My Life in Shambles(27)



“I hate to say it,” Padraig says as I step off the last step. He’s leaning against the kitchen island with my coat in his hands. “But that might be sexier than the dress.”

“It’s because I’m not wearing a bra,” I tell him with a smile.

“You won’t hear me complaining.” He slips the coat on me like a gentleman and leads me outside. The air is crisp and cold, but there’s a purity to it, as if the weather knew it was the first day of the year and needed to be a clean slate. All of yesterday and yesteryear is hidden by a few inches of snow.

I take a quick look around, marveling at the row of neat brick houses, all attached. While Padraig’s door is black, his neighbors are yellow and red with a black iron fence lining them. I can hear the hoots and hollers of a nearby snowball fight, and further down the street, a father is pulling his bundled-up kids along in a sleigh.

“It’s a nice neighborhood,” I say to Padraig as he pushes the button on his key fob and the lights of a metallic grey Porsche Cayenne with a dusting of snow on the hood come on.

“Yea,” he says, opening the passenger door for me. “Lots of families.” He nods at the father and children as they pass. “Lots of my teammates, too. It’s close to the stadium.”

“Do a lot of your teammates have families?” I ask him.

“Most do,” he says. “I guess I’m the odd one out. Even my father used to play professionally when I was young.”

“He did?” I ask as I step inside the car. It looks and smells brand new, all leather and totally luxurious.

He shuts the door and comes around on the passenger side and gets in. “Not for Leinster, he stayed local and played for Munster. Our biggest competition.”

“Was he as famous as you?” I ask.

“No,” he says, and the muscles in his jaw seem to tense. “He wanted to be. He tried. Maybe he could have been but he got injured, tore a ligament, couldn’t play again after that.”

“Oh. That sucks.”

“Yea, it does,” he says. “But that’s life. After that I saw more of him. That was a downfall of him playing so far away.
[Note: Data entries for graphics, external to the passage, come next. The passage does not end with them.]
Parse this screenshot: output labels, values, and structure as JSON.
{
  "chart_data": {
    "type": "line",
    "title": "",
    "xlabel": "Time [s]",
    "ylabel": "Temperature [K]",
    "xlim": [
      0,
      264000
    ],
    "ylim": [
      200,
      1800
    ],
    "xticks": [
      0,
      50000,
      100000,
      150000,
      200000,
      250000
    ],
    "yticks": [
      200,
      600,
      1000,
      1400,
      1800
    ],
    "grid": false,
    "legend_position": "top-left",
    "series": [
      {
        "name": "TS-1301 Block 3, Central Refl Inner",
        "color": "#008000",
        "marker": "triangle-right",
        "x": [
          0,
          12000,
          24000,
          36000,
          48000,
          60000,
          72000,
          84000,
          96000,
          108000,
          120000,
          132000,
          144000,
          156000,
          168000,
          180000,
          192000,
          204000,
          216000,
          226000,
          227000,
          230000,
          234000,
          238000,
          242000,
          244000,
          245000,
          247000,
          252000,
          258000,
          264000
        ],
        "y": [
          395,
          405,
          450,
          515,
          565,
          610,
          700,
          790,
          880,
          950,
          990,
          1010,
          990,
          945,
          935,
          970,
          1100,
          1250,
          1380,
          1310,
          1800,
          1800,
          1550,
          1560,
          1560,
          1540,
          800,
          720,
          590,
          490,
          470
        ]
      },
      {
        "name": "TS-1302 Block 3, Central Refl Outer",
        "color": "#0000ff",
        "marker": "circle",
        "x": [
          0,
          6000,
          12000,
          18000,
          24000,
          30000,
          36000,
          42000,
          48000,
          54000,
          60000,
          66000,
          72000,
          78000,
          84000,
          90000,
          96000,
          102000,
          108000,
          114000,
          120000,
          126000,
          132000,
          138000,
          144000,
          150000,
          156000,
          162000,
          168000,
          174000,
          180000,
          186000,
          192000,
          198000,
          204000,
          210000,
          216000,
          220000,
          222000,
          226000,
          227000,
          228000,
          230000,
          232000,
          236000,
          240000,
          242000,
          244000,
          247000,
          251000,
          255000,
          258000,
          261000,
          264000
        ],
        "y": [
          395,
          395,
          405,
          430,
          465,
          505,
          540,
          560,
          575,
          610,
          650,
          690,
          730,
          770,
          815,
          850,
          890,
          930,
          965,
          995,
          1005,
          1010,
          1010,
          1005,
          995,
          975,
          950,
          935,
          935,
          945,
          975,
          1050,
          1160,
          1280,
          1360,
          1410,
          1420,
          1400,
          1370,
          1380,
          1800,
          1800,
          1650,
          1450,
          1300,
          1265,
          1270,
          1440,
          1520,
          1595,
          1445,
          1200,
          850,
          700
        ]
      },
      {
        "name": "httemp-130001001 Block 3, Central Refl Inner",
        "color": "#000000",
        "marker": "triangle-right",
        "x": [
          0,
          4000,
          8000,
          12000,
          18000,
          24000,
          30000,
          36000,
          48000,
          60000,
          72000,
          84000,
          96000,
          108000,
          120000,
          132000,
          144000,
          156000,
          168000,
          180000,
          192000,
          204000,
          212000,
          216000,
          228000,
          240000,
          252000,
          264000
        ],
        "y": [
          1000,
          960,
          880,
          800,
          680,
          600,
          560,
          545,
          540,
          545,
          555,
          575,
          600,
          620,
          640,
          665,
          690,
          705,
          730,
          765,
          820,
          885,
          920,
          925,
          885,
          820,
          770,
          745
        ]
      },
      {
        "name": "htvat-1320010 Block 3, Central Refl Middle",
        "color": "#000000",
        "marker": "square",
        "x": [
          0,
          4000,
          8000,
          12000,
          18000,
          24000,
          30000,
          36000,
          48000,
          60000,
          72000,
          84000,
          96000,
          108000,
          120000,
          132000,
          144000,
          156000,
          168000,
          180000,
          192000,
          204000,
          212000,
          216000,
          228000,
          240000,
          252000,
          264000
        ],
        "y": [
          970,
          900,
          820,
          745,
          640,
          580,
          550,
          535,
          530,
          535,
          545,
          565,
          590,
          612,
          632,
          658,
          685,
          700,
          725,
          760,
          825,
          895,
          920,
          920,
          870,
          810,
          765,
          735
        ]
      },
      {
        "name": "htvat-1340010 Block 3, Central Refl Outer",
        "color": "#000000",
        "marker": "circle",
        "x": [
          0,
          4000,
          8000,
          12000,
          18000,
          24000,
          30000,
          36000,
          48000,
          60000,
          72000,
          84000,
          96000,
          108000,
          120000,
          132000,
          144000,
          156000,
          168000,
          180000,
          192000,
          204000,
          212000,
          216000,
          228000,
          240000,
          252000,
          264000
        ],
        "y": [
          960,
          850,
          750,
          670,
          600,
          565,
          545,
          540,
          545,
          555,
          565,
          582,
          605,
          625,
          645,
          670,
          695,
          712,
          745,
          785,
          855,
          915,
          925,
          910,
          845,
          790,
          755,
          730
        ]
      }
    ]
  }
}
He was gone a lot of the time. Just my mam and me.”

“It wasn’t nice to have him back home?” I ask carefully.

“Nah,” he says with a sad smile. “He hated it. Hated being stuck in Shambles, hated that he had to stay home and couldn’t play. Like he didn’t know who he was anymore.” He seems to think that last part over and then starts the car.

The rest of the ride to the hotel is mostly silent. It’s not uncomfortable at all, it’s just a little sad. It doesn’t seem fair that I finally meet a man that I feel most at home and at ease with that’s opened up a hidden sexual side of me that I didn’t even know existed, and I have to leave him. Never mind the fact that he’s a gorgeous, sexy, rich and famous rugby player with a big dick and a sweet mouth, the kind of guy who I never dreamed I would sleep with.

I wish things were different. I wish I had the guts to keep saying yes. But there’s a difference between saying yes and choosing new adventures for yourself, and being an asshole, and I know if I even considered going off with him, I’d be a major jerk to my sisters.

By the time his Porsche is pulling up to the hotel, I’m in a funk. I don’t want to say goodbye, I don’t want to step out of the car because I know when I do, I’ll likely never see him again. I’m a strong believer in fate, but what I want and what fate wants doesn’t usually align.

“Here we are,” Padraig says to me, putting it in park. “I’d say I had a really good time last night but that sounds too trivial for what it was. I think … I was really lucky ye came over to talk to me. And I’m sorry I didn’t realize how bloody wonderful ye are right off the bat.”

I swallow, my heart doing somersaults and landing hard each time. “I had a good time too. I’m glad you came to your senses.”

He lets out a laugh and smiles so bright that it actually pains me.

This is wrong, my inner voice says. Don’t go. Stay! Tell him yes. Yes, yes, yes to his crazy idea!

But the words don’t come. The fear holds them back.

That same fear I came to Ireland to erase.

Padraig stares at me for a second, his dark, arched brows knitted together as if conflicted. Then he grabs my face hard, his fingers strong and pressing into my cheeks, and lays a deep and searing kiss on me that makes my toes curl in my boots.

Jesus.

His lips are fire and they stir up a million wants and feelings inside me, a straight shot to the heart, but before I can kiss him back with the same intensity, he pulls away. “Take care, darlin’,” he says to me, voice raspy. “Say hello to your sisters for me.”

I’m breathless. I’m broken.

“I will,” I tell him.

Somehow I manage to get out of the car. I push everything that wants to overwhelm me aside, and as I give him a wave and he drives off, I start telling myself the truth.

It was a one-night stand.

He’s a stranger.

He gave you the best sex of your life, what more do you want?

You only knew him for less than twenty-four hours.

Let it be.

Get over it.

I tell myself this over and over as I walk into the hotel, into the cramped and musty elevator, and up to our floor.